Add Concept of Syntactic Sugar

Calls to "syntactic sugar" could be distinguished with ! for example, like macro calls in Rust. Current items of syntactic sugar we have are:

assert e
succeeds e1, e2
returns e1, e2

Remove `PUSHL` Instruction

I think this would simplify the Instruction interface quite well. However, to make it work we would need some way to encode labels.

Potentially one option is to merge PUSHL into PUSH by adding a bool operand indicating whether or not it is pushing a jump destination.

Minimal Evm Decompiler

The goal here is to add a minimal (for now) decompiler from EVM bytecode back to the intermediate language.
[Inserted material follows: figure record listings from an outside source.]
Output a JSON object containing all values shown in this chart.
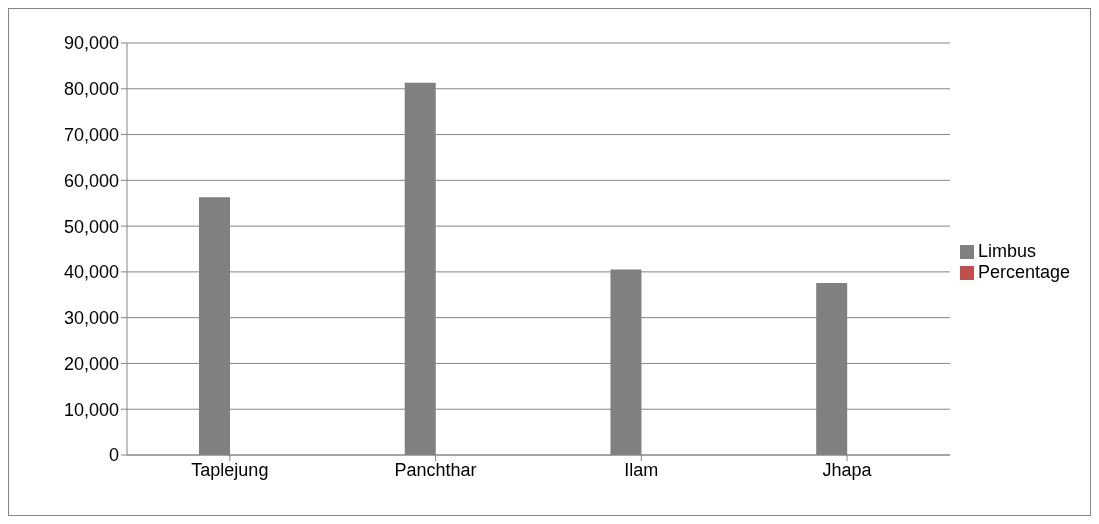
{
  "chart_data": {
    "type": "bar",
    "categories": [
      "Taplejung",
      "Panchthar",
      "Ilam",
      "Jhapa"
    ],
    "series": [
      {
        "name": "Limbus",
        "color": "#808080",
        "values": [
          56300,
          81300,
          40500,
          37600
        ]
      },
      {
        "name": "Percentage",
        "color": "#c0504d",
        "values": [
          null,
          null,
          null,
          null
        ]
      }
    ],
    "ylim": [
      0,
      90000
    ],
    "yticks": [
      0,
      {
        "value": 10000,
        "label": "10,000"
      },
      {
        "value": 20000,
        "label": "20,000"
      },
      {
        "value": 30000,
        "label": "30,000"
      },
      {
        "value": 40000,
        "label": "40,000"
      },
      {
        "value": 50000,
        "label": "50,000"
      },
      {
        "value": 60000,
        "label": "60,000"
      },
      {
        "value": 70000,
        "label": "70,000"
      },
      {
        "value": 80000,
        "label": "80,000"
      },
      {
        "value": 90000,
        "label": "90,000"
      }
    ],
    "grid": "y",
    "legend": "right"
  }
}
The intended rough pipeline is as follows:

Disassemble raw bytes into an Instruction stream, initially without PUSHL instructions.
Symbolic value flow analysis to determine which constants flow into jump instructions (and, hence, allow us to replace PUSH instructions with PUSHL instructions). This will also store the stack height at each point (initially, in a context-insensitive fashion).
Decompile instruction stream into a sequence of Terms.
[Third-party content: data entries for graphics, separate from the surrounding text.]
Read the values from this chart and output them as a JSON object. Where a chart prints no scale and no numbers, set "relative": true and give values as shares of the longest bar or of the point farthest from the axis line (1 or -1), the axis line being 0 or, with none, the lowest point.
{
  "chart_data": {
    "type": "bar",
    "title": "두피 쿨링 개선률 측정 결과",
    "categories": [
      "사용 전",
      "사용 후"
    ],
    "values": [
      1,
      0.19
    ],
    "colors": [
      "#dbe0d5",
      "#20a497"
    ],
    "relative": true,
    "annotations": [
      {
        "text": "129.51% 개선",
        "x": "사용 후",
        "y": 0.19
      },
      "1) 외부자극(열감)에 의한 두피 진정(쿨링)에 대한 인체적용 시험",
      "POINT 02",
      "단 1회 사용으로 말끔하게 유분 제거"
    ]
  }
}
Refactor `analysis` => `abstract`

They we can have e.g. abstract::Stack, etc.

Improve Abstract Stack in CfaState

At the moment, the abstract stack used in CfaState does not handle merge's as well as it could. In particular, it does not properly support states which may have varying stack heights. The method CfaState.len() supposedly returns the stack height at a given point. But, in fact, it returns a lower bound on the stack height at a given point and no information on the upper bound is available.

Therefore, we extend the abstract stack to support an arbitrary range of unknown values. Thus, we go from e.g. [0x1a,????] to (0..2)::[0x1a,????] where (0..2) represent the possible number of unknown values at the bottom.
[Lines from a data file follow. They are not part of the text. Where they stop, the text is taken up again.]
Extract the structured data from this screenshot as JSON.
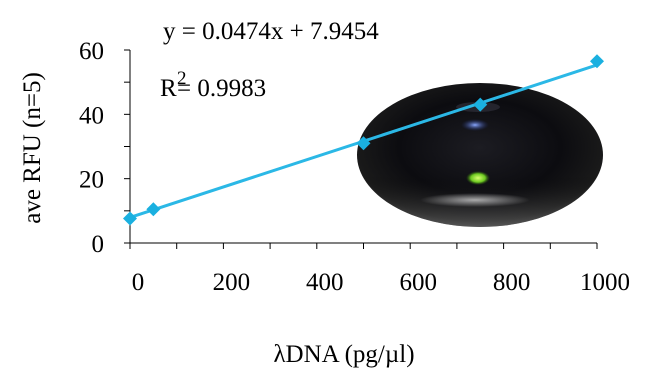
{
  "chart_data": {
    "type": "scatter",
    "xlabel": "λDNA (pg/µl)",
    "ylabel": "ave RFU (n=5)",
    "xlim": [
      0,
      1000
    ],
    "ylim": [
      0,
      60
    ],
    "x_ticks": [
      0,
      200,
      400,
      600,
      800,
      1000
    ],
    "y_ticks": [
      0,
      20,
      40,
      60
    ],
    "grid": false,
    "series": [
      {
        "x": [
          0,
          50,
          500,
          750,
          1000
        ],
        "y": [
          7.6,
          10.5,
          31,
          43,
          56.5
        ],
        "marker": "diamond",
        "color": "#1ab0e0"
      }
    ],
    "trendline": {
      "type": "linear",
      "slope": 0.0474,
      "intercept": 7.9454,
      "color": "#2bb8e6"
    },
    "annotations": {
      "equation": "y = 0.0474x + 7.9454",
      "r2_base": "R",
      "r2_sup": "2",
      "r2_value": "= 0.9983"
    },
    "inset_image": {
      "description_icon": "fluorescence-droplet-photo",
      "accent_color": "#7bd22a"
    }
  }
}
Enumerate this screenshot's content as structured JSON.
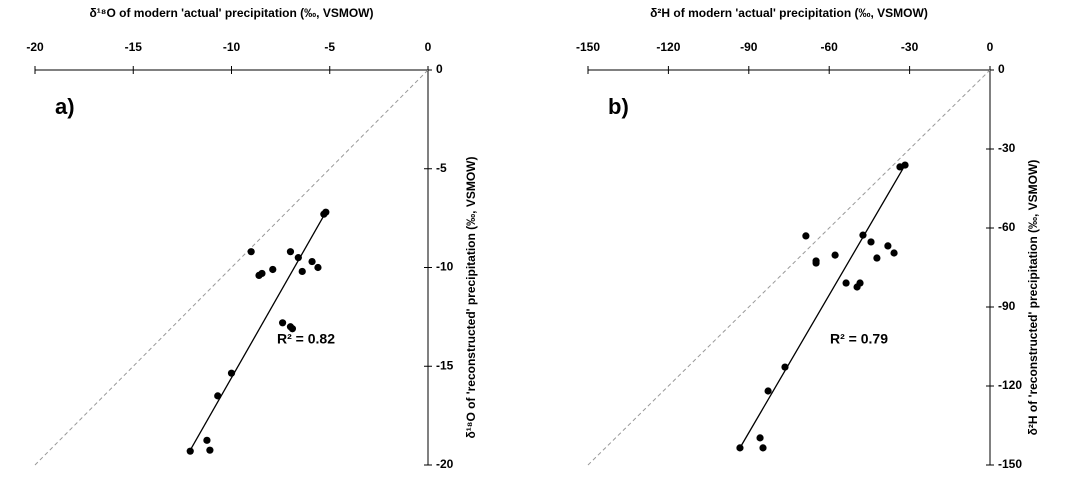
{
  "chart_data": [
    {
      "type": "scatter",
      "panel": "a)",
      "xlabel": "δ¹⁸O of  modern 'actual' precipitation (‰, VSMOW)",
      "ylabel": "δ¹⁸O of 'reconstructed' precipitation (‰, VSMOW)",
      "annotation": "R² = 0.82",
      "xlim": [
        -20,
        0
      ],
      "xticks": [
        -20,
        -15,
        -10,
        -5,
        0
      ],
      "ylim": [
        -20,
        0
      ],
      "yticks": [
        0,
        -5,
        -10,
        -15,
        -20
      ],
      "color": "#000000",
      "one_to_one_line": true,
      "x": [
        -12.1,
        -11.25,
        -11.1,
        -10.7,
        -10.0,
        -9.0,
        -8.6,
        -8.45,
        -7.9,
        -7.4,
        -7.0,
        -6.9,
        -7.0,
        -6.6,
        -6.4,
        -5.9,
        -5.6,
        -5.3,
        -5.2
      ],
      "values": [
        -19.3,
        -18.75,
        -19.25,
        -16.5,
        -15.35,
        -9.2,
        -10.4,
        -10.3,
        -10.1,
        -12.8,
        -13.0,
        -13.1,
        -9.2,
        -9.5,
        -10.2,
        -9.7,
        -10.0,
        -7.3,
        -7.2
      ],
      "fit_line": {
        "x": [
          -12.1,
          -5.2
        ],
        "y": [
          -19.25,
          -7.2
        ]
      }
    },
    {
      "type": "scatter",
      "panel": "b)",
      "xlabel": "δ²H of modern 'actual' precipitation (‰, VSMOW)",
      "ylabel": "δ²H of 'reconstructed' precipitation (‰, VSMOW)",
      "annotation": "R² = 0.79",
      "xlim": [
        -150,
        0
      ],
      "xticks": [
        -150,
        -120,
        -90,
        -60,
        -30,
        0
      ],
      "ylim": [
        -150,
        0
      ],
      "yticks": [
        0,
        -30,
        -60,
        -90,
        -120,
        -150
      ],
      "color": "#000000",
      "one_to_one_line": true,
      "x": [
        -93.3,
        -85.8,
        -84.7,
        -82.8,
        -76.5,
        -68.7,
        -64.9,
        -64.9,
        -57.8,
        -53.7,
        -49.6,
        -48.5,
        -47.4,
        -44.4,
        -42.2,
        -38.1,
        -35.8,
        -33.6,
        -31.7
      ],
      "values": [
        -143.5,
        -139.7,
        -143.5,
        -121.9,
        -112.8,
        -63,
        -72.5,
        -73.3,
        -70.3,
        -80.9,
        -82.4,
        -80.9,
        -62.7,
        -65.3,
        -71.4,
        -66.8,
        -69.5,
        -36.8,
        -36.1
      ],
      "fit_line": {
        "x": [
          -93.3,
          -31.7
        ],
        "y": [
          -143.5,
          -36.1
        ]
      }
    }
  ]
}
`Instruction::data` should not fall thru

Currently, this instruction returns true for State.fallthru when it should not.

Add Testing Framework

This should be based around a set of input programs, and ensure a few things:

Every input program compiles to a specific bytecode string
Every input program can be decompiled from its bytecode string

And, it should of course cover the full range of primitives supported. In particular, generating call/return instructions at the IL level.

Fix `w256::LowerHex`

Incorrect Parsing Subtract

Currently, subtract parses as though its right-associative. See test_sub_03.

This will break outputs for other operators as well.

Add `goto` statement

Improve Disassembly API

This is not great at the moment. Issues include:

Cannot access underlying byte sequence.
No iterator for blocks
No iterator for instructions within a block
No support for backwards dataflow analysis

Rename `CfaState` => `AbstractEvm`

Implement Arithmetic Operations on `w256`

Support Functions

Currently, the control-flow analysis does not correctly account for the situation where we have an effective "return" statement. That is where there are multiple destinations for a JUMP statement. This also applies (in principle) to JUMPI.

Support Missing Bytecode Instructions

The semantics for the control-flow analysis is missing a lot of stuff, such as various instructions (e.g. CALLER).

Disassembling Fall-thru Blocks

There is a bug in the code for connecting blocks together. Specifically, if a block does not end in either a STOP, INVALID, RETURN, REVERT, JUMP then it must always fall thru to the next consecutive block. At the moment, this does not happen.

Fix `AbstractStack` impl for `evm::Stack.len()`

Unknown instruction encountered

The following bytecode produces a crash:

60806040526004361060265760003560e01c806311610c2514602b578063d4b8399214603a575b600080fd5b6038600080543490039055565b005b348015604557600080fd5b50604e60005481565b60405190815260200160405180910390f3fea26469706673582212202203cf3a6091cb220fc22ce5ccabf6859442b55c6905ac986a013909b4302b9164736f6c63430008110033

The issue seems to be that there is data in the contract which cannot be decoded.

`AbstractStack` should implement `JoinInto`

Move `lex` module out of EvmIL

This is a utility which should be provided somewhere else.